Fijnmotorische motoriek
Het jonge kind ontwikkelt zich in de eerste jaren vooral grofmotorisch. Hoe ouder een kind hoe meer het zich ook fijnmotorisch ontwikkelt. De peuter heeft een gevoelige periode voor details waardoor het fijnmotorische activiteiten heel gemakkelijk kan leren.
De oog-hand-coördinatie wordt steeds beter en ook neemt de zelfredzaamheid van de peuter toe. Hij vindt het leuk en interessant om dingen te doen die volwassenen ook doen: zoals mama iets poetst of hoe papa met zijn auto aan het sleutelen is.
Doordat de zelfstandigheidsontwikkeling echt een sprongetje maakt in de peuterperiode, door zijn verfijndere motoriek en de interesse in imitatie, werken huishoudelijke werkjes echt tot de verbeelding van peuters. Wij bieden daarom een rijk aanbod aan verschillende soorten huishoudelijke werkjes, zoals: schenk-, schep-, poets-, trechter-, zeef-, vouw-, pincet-, was- en ophangwerkjes. Kinderen worden door deze werkjes als het ware voorbereid op activiteiten uit het dagelijks leven.
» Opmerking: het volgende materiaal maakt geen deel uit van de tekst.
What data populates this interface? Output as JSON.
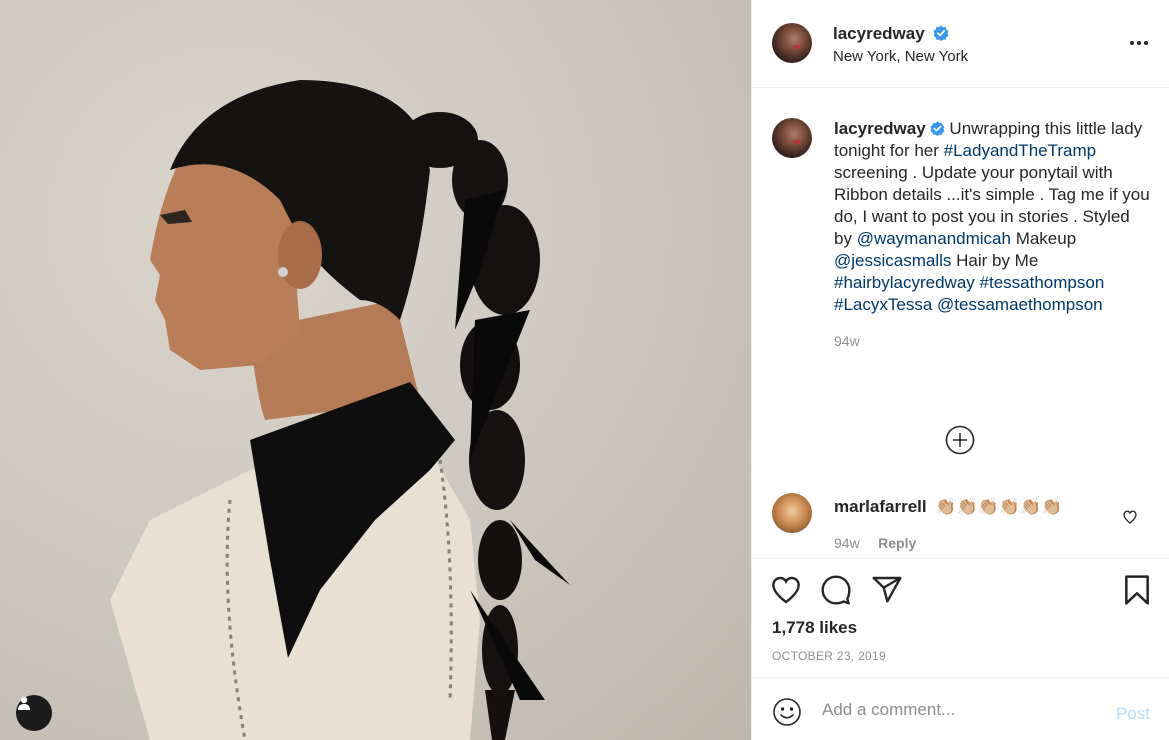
{
  "photo": {
    "alt_description": "",
    "user_tag_icon": "person-icon"
  },
  "header": {
    "username": "lacyredway",
    "location": "New York, New York",
    "verified_icon": "verified-badge-icon",
    "more_icon": "more-options-icon"
  },
  "caption": {
    "username": "lacyredway",
    "segments": [
      {
        "text": " Unwrapping this little lady tonight for her ",
        "type": "text"
      },
      {
        "text": "#LadyandTheTramp",
        "type": "tag"
      },
      {
        "text": " screening . Update your ponytail with Ribbon details ...it's simple . Tag me if you do, I want to post you in stories . Styled by ",
        "type": "text"
      },
      {
        "text": "@waymanandmicah",
        "type": "tag"
      },
      {
        "text": " Makeup ",
        "type": "text"
      },
      {
        "text": "@jessicasmalls",
        "type": "tag"
      },
      {
        "text": " Hair by Me ",
        "type": "text"
      },
      {
        "text": "#hairbylacyredway",
        "type": "tag"
      },
      {
        "text": " ",
        "type": "text"
      },
      {
        "text": "#tessathompson",
        "type": "tag"
      },
      {
        "text": " ",
        "type": "text"
      },
      {
        "text": "#LacyxTessa",
        "type": "tag"
      },
      {
        "text": " ",
        "type": "text"
      },
      {
        "text": "@tessamaethompson",
        "type": "tag"
      }
    ],
    "time": "94w"
  },
  "load_more_icon": "plus-circle-icon",
  "comment": {
    "username": "marlafarrell",
    "text": "👏🏼👏🏼👏🏼👏🏼👏🏼👏🏼",
    "time": "94w",
    "reply_label": "Reply"
  },
  "actions": {
    "like_icon": "heart-icon",
    "comment_icon": "comment-icon",
    "share_icon": "paper-plane-icon",
    "save_icon": "bookmark-icon"
  },
  "likes": "1,778 likes",
  "date": "OCTOBER 23, 2019",
  "comment_box": {
    "placeholder": "Add a comment...",
    "post_label": "Post",
    "emoji_icon": "smiley-icon"
  },
  "colors": {
    "link": "#00376b",
    "verified": "#3897f0",
    "muted": "#8e8e8e",
    "post_disabled": "#b2dffc"
  }
}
Doordat leidsters deze werkjes regelmatig wisselen, blijft het aanbod aantrekkelijk en uitdagend voor de leergierige peuter.
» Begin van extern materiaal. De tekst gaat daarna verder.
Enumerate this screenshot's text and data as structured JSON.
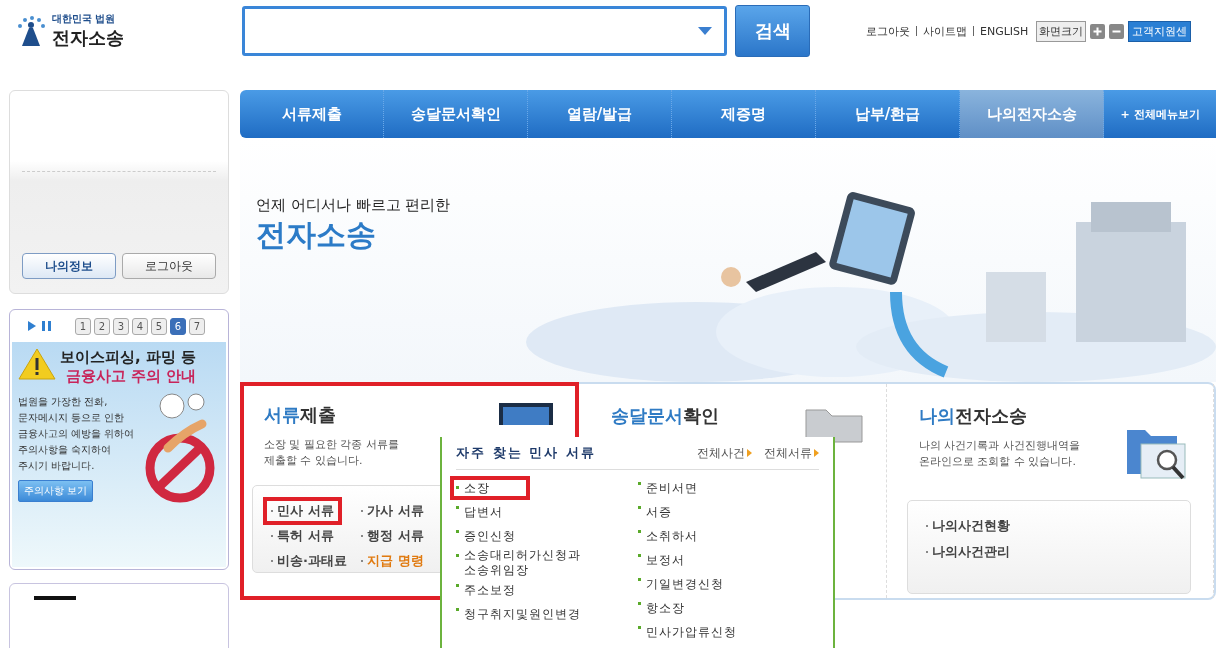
{
  "logo": {
    "subtitle": "대한민국 법원",
    "title": "전자소송"
  },
  "search_button": "검색",
  "top_links": [
    "로그아웃",
    "사이트맵",
    "ENGLISH"
  ],
  "font_size": {
    "label": "화면크기"
  },
  "support_button": "고객지원센",
  "nav": {
    "tabs": [
      {
        "label": "서류제출",
        "selected": false
      },
      {
        "label": "송달문서확인",
        "selected": false
      },
      {
        "label": "열람/발급",
        "selected": false
      },
      {
        "label": "제증명",
        "selected": false
      },
      {
        "label": "납부/환급",
        "selected": false
      },
      {
        "label": "나의전자소송",
        "selected": true
      }
    ],
    "all_menu": "+ 전체메뉴보기"
  },
  "login_panel": {
    "buttons": [
      "나의정보",
      "로그아웃"
    ]
  },
  "banner": {
    "pages": [
      {
        "label": "1",
        "selected": false
      },
      {
        "label": "2",
        "selected": false
      },
      {
        "label": "3",
        "selected": false
      },
      {
        "label": "4",
        "selected": false
      },
      {
        "label": "5",
        "selected": false
      },
      {
        "label": "6",
        "selected": true
      },
      {
        "label": "7",
        "selected": false
      }
    ],
    "headline": "보이스피싱, 파밍 등",
    "headline_2": "금융사고 주의 안내",
    "body_lines": [
      "법원을 가장한 전화,",
      "문자메시지 등으로 인한",
      "금융사고의 예방을 위하여",
      "주의사항을 숙지하여",
      "주시기 바랍니다."
    ],
    "button": "주의사항 보기"
  },
  "hero": {
    "tagline": "언제 어디서나 빠르고 편리한",
    "title": "전자소송"
  },
  "services": [
    {
      "kind": "submit",
      "title_accent": "서류",
      "title_rest": "제출",
      "description": [
        "소장 및 필요한 각종 서류를",
        "제출할 수 있습니다."
      ],
      "highlighted": true,
      "links": [
        {
          "label": "민사 서류",
          "kind": "normal",
          "highlighted": true
        },
        {
          "label": "가사 서류",
          "kind": "normal",
          "highlighted": false
        },
        {
          "label": "특허 서류",
          "kind": "normal",
          "highlighted": false
        },
        {
          "label": "행정 서류",
          "kind": "normal",
          "highlighted": false
        },
        {
          "label": "비송·과태료",
          "kind": "normal",
          "highlighted": false
        },
        {
          "label": "지급 명령",
          "kind": "featured",
          "highlighted": false
        }
      ]
    },
    {
      "kind": "delivery",
      "title_accent": "송달문서",
      "title_rest": "확인",
      "highlighted": false
    },
    {
      "kind": "mycase",
      "title_accent": "나의",
      "title_rest": "전자소송",
      "description": [
        "나의 사건기록과 사건진행내역을",
        "온라인으로 조회할 수 있습니다."
      ],
      "highlighted": false,
      "links": [
        {
          "label": "나의사건현황",
          "kind": "normal",
          "highlighted": false
        },
        {
          "label": "나의사건관리",
          "kind": "normal",
          "highlighted": false
        }
      ]
    }
  ],
  "popup": {
    "title": "자주 찾는 민사 서류",
    "links": [
      "전체사건",
      "전체서류"
    ],
    "columns": [
      [
        {
          "label": "소장",
          "highlighted": true
        },
        {
          "label": "답변서",
          "highlighted": false
        },
        {
          "label": "증인신청",
          "highlighted": false
        },
        {
          "label": "소송대리허가신청과 소송위임장",
          "highlighted": false
        },
        {
          "label": "주소보정",
          "highlighted": false
        },
        {
          "label": "청구취지및원인변경",
          "highlighted": false
        }
      ],
      [
        {
          "label": "준비서면",
          "highlighted": false
        },
        {
          "label": "서증",
          "highlighted": false
        },
        {
          "label": "소취하서",
          "highlighted": false
        },
        {
          "label": "보정서",
          "highlighted": false
        },
        {
          "label": "기일변경신청",
          "highlighted": false
        },
        {
          "label": "항소장",
          "highlighted": false
        },
        {
          "label": "민사가압류신청",
          "highlighted": false
        }
      ]
    ]
  }
}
Naast de huishoudelijke werkjes is er tevens een ruim aanbod aan creatieve werkjes waarbij ook telkens een beroep wordt gedaan op de fijne motoriek. Dit geldt ook voor veel overige werkjes. Voor bijna alles gebruiken kinderen hun fijn motorische vaardigheden; bij het bouwen met logo, het maken van een puzzel, met insteekmozaïek en een sorteerwerkje.